The CJEU forgets, after all, that the Directive prohibits the treatment of fixed– term workers in a less favourable manner than comparable permanent workers, unless different treatment is justified on objective grounds. The difference between compensating for the termination of a temporary contract and for the termination of a permanent contract resides in the fact that the former contract provides for its duration, whilst the latter does not, whereby the “harm” for the employee in the latter case is higher, justifying a higher amount as reparation. And yes, it is true that the CJEU concludes that the temporary nature of the contract cannot be accepted as objective grounds for the difference. But it does so clarifying that the predictability of the end of the temporary cover contract is not based on objective and transparent criteria, given that such a contract “can in fact become permanent, as in the situation of the applicant in the main proceedings, in respect of whom contractual relations have continued over a period of” many years. Reason that seems to confirm how the basis of the judgment is served by a temporary replacement in abuse of the law – covering permanent needs with temporary contracts – and not by the temporary cover contract (or any other temporary contract) consistent with the law.

The most balanced solution, considering the circumstances of the case, the other pronouncements, the arguments put forward and the scope of the ruling is that there are permanent needs, fraudulently covered with a temporary contract, which requires equating the worker’s working conditions to those of the employee who, with a permanent relationship, has been replaced, so that the same compensation is appropriate to both. Perhaps the problem lies in allowing the use of temporary cover contracts for long–term replacements of employees with retention of position. And, of course, compensation may be unjustified upon termination of some fixed–term contracts and not so of others. Moreover, the perpetuation of permanent activities with fixed–term contracts, under the aegis of legislation, constitutes an abuse of law. But if this solution were to be extended to any temporary cover contract, regardless of abuse of law, on the basis that it involves work identical in nature to that of comparable permanent employees, one could hardly avoid an identical solution for remaining temporary employees with said similarity.

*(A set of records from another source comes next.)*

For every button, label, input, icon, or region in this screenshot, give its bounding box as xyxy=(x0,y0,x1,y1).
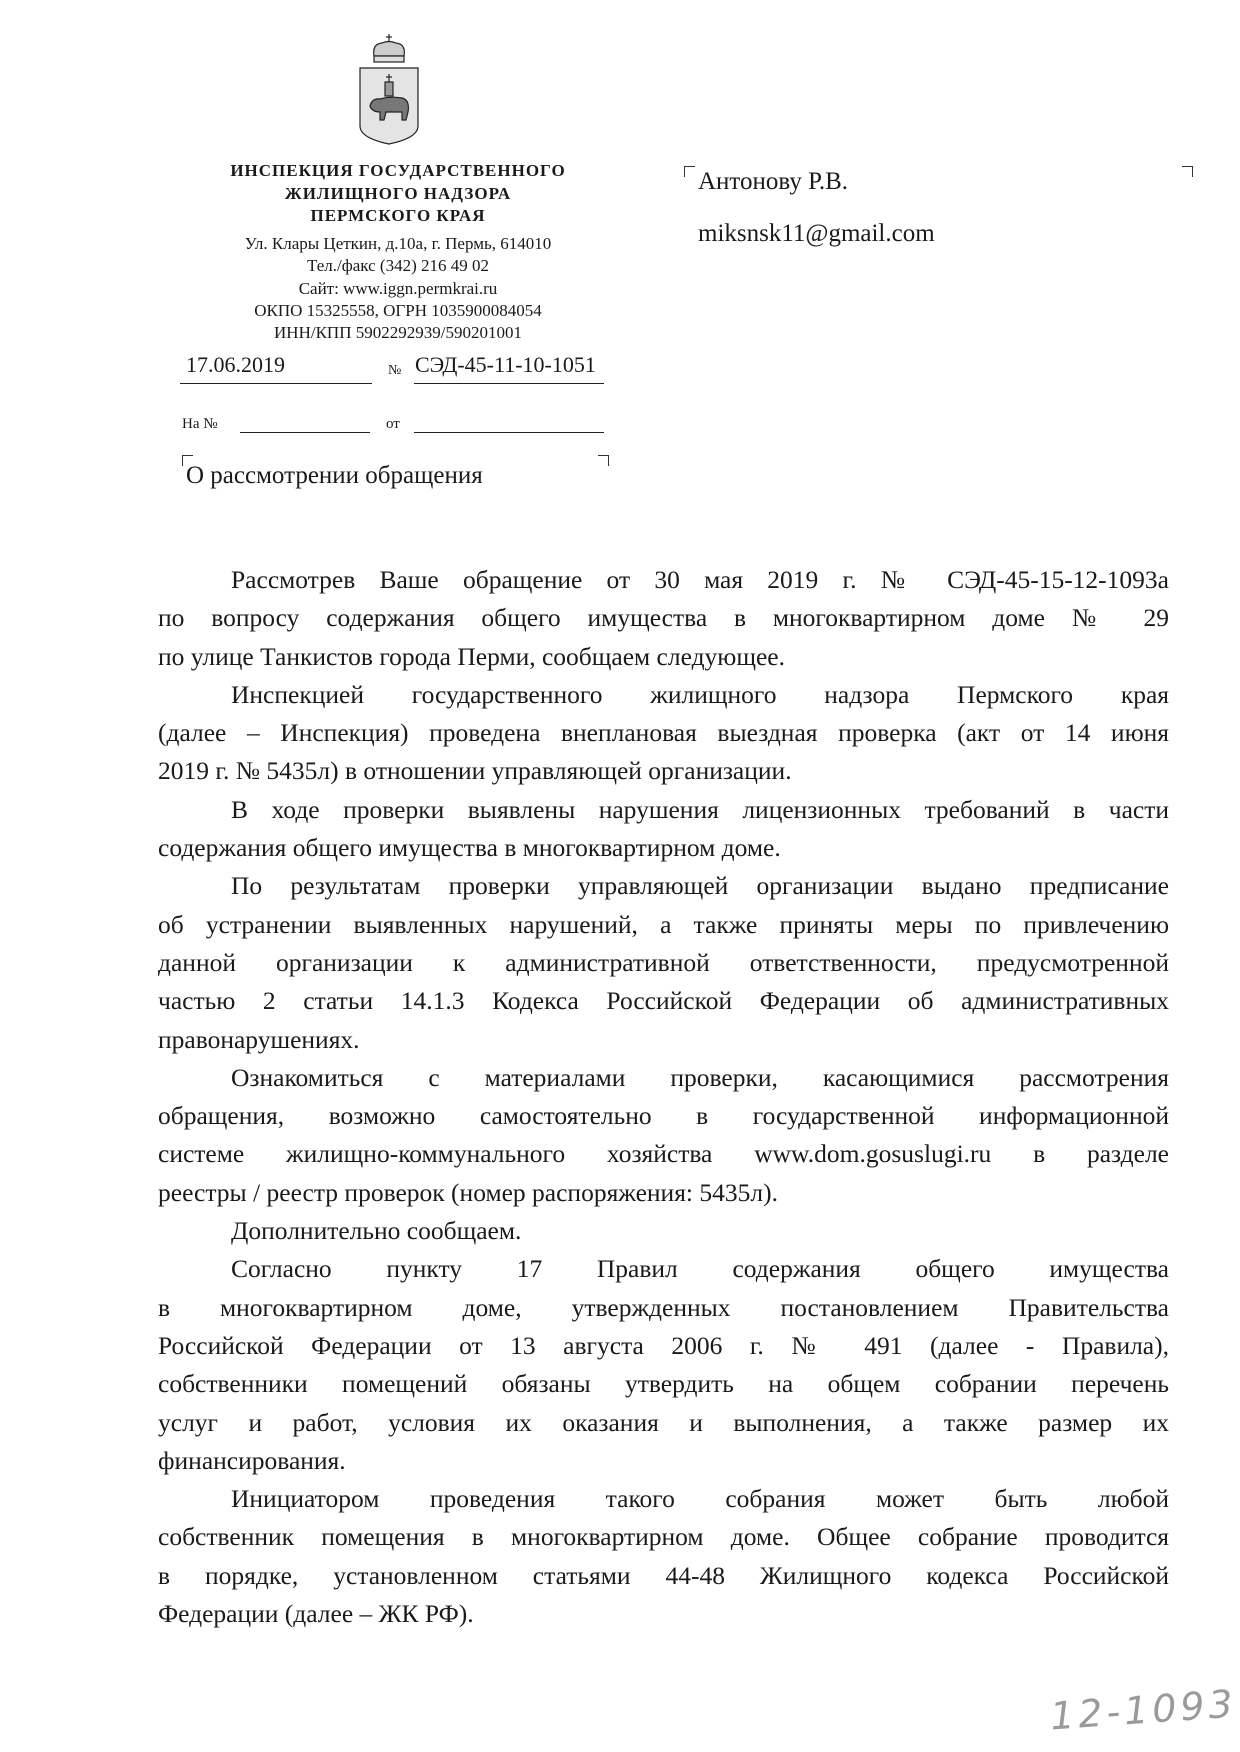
subject-corner-right xyxy=(598,455,609,466)
reply-to-label: На № xyxy=(182,416,218,432)
document-date: 17.06.2019 xyxy=(186,352,285,377)
paragraph xyxy=(158,1212,1169,1250)
paragraph-line: системе жилищно-коммунального хозяйства www.dom.gosuslugi.ru в разделе xyxy=(158,1139,1169,1169)
number-underline xyxy=(414,383,604,384)
address-line: Ул. Клары Цеткин, д.10а, г. Пермь, 614010 xyxy=(244,234,552,253)
inn-kpp-line: ИНН/КПП 5902292939/590201001 xyxy=(274,323,522,343)
recipient-corner-right xyxy=(1182,166,1193,177)
paragraph xyxy=(158,676,1169,791)
paragraph-line: По результатам проверки управляющей организации выдано предписание xyxy=(231,871,1169,901)
org-name-line: ЖИЛИЩНОГО НАДЗОРА xyxy=(284,183,512,203)
handwritten-note: 12-1093 xyxy=(1048,1681,1239,1739)
paragraph-line: частью 2 статьи 14.1.3 Кодекса Российской Федерации об административных xyxy=(158,986,1169,1016)
okpo-ogrn-line: ОКПО 15325558, ОГРН 1035900084054 xyxy=(254,300,542,320)
paragraph-line: данной организации к административной ответственности, предусмотренной xyxy=(158,947,1169,977)
subject-line: О рассмотрении обращения xyxy=(186,462,483,489)
paragraph-line: 2019 г. № 5435л) в отношении управляющей организации. xyxy=(158,756,792,786)
paragraph xyxy=(158,1480,1169,1633)
paragraph xyxy=(158,1250,1169,1480)
paragraph-line: В ходе проверки выявлены нарушения лицензионных требований в части xyxy=(231,794,1169,824)
paragraph-line: Инспекцией государственного жилищного надзора Пермского края xyxy=(231,679,1169,709)
paragraph-line: Федерации (далее – ЖК РФ). xyxy=(158,1599,474,1629)
paragraph-line: реестры / реестр проверок (номер распоряжения: 5435л). xyxy=(158,1177,778,1207)
paragraph-line: в многоквартирном доме, утвержденных постановлением Правительства xyxy=(158,1292,1169,1322)
paragraph-line: обращения, возможно самостоятельно в государственной информационной xyxy=(158,1101,1169,1131)
paragraph-line: правонарушениях. xyxy=(158,1024,360,1054)
perm-krai-coat-of-arms-icon xyxy=(356,32,422,150)
paragraph-line: Инициатором проведения такого собрания может быть любой xyxy=(231,1484,1169,1514)
paragraph-line: по вопросу содержания общего имущества в многоквартирном доме № 29 xyxy=(158,603,1169,633)
address-line: Тел./факс (342) 216 49 02 xyxy=(306,256,489,276)
paragraph-line: собственник помещения в многоквартирном доме. Общее собрание проводится xyxy=(158,1522,1169,1552)
recipient-email: miksnsk11@gmail.com xyxy=(698,220,935,247)
paragraph-line: Согласно пункту 17 Правил содержания общего имущества xyxy=(231,1254,1169,1284)
reply-from-underline xyxy=(414,432,604,433)
paragraph xyxy=(158,791,1169,868)
organization-address xyxy=(180,233,616,344)
reply-from-label: от xyxy=(386,416,400,432)
recipient-name: Антонову Р.В. xyxy=(698,168,849,195)
paragraph-line: Рассмотрев Ваше обращение от 30 мая 2019 г. № СЭД-45-15-12-1093а xyxy=(231,565,1169,594)
paragraph-line: в порядке, установленном статьями 44-48 Жилищного кодекса Российской xyxy=(158,1560,1169,1590)
paragraph-line: об устранении выявленных нарушений, а также приняты меры по привлечению xyxy=(158,909,1169,939)
paragraph-line: Дополнительно сообщаем. xyxy=(231,1216,522,1246)
org-name-line: ПЕРМСКОГО КРАЯ xyxy=(310,206,486,225)
date-underline xyxy=(180,383,372,384)
paragraph xyxy=(158,561,1169,676)
paragraph-line: услуг и работ, условия их оказания и выполнения, а также размер их xyxy=(158,1407,1169,1437)
letter-body xyxy=(158,561,1169,1633)
paragraph-line: содержания общего имущества в многоквартирном доме. xyxy=(158,833,781,863)
paragraph-line: (далее – Инспекция) проведена внеплановая выездная проверка (акт от 14 июня xyxy=(158,718,1169,748)
paragraph xyxy=(158,867,1169,1058)
paragraph-line: собственники помещений обязаны утвердить на общем собрании перечень xyxy=(158,1369,1169,1399)
recipient-corner-left xyxy=(684,166,695,177)
paragraph-line: по улице Танкистов города Перми, сообщаем следующее. xyxy=(158,641,786,671)
paragraph xyxy=(158,1059,1169,1212)
paragraph-line: Ознакомиться с материалами проверки, касающимися рассмотрения xyxy=(231,1062,1169,1092)
reply-to-underline xyxy=(240,432,370,433)
paragraph-line: финансирования. xyxy=(158,1445,346,1475)
organization-name xyxy=(180,160,616,228)
paragraph-line: Российской Федерации от 13 августа 2006 г. № 491 (далее - Правила), xyxy=(158,1330,1169,1360)
number-sign: № xyxy=(388,363,402,378)
website-line: Сайт: www.iggn.permkrai.ru xyxy=(298,278,498,298)
registration-number: СЭД-45-11-10-1051 xyxy=(415,352,596,377)
org-name-line: ИНСПЕКЦИЯ ГОСУДАРСТВЕННОГО xyxy=(230,161,566,180)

Undoubtedly, it will be up to the national courts to delimit the scope of this judgment. The best thing, however, would be a legislative amendment determining, in terms of fairness and among other issues, whether the compensation between permanent and temporary cover staff, between temporary cover workers and temps or between all temporary and permanent staff should be equated, if the nature of the employer (public sector) can justify rules with disparate consequences, or which are the objective grounds that would make it possible, in line with the EU and where appropriate, to justify a different treatment of workers according to the type of contract concluded. In short, new actions are required, serenely and preferably with general consensus, regarding the Spanish employment contract model.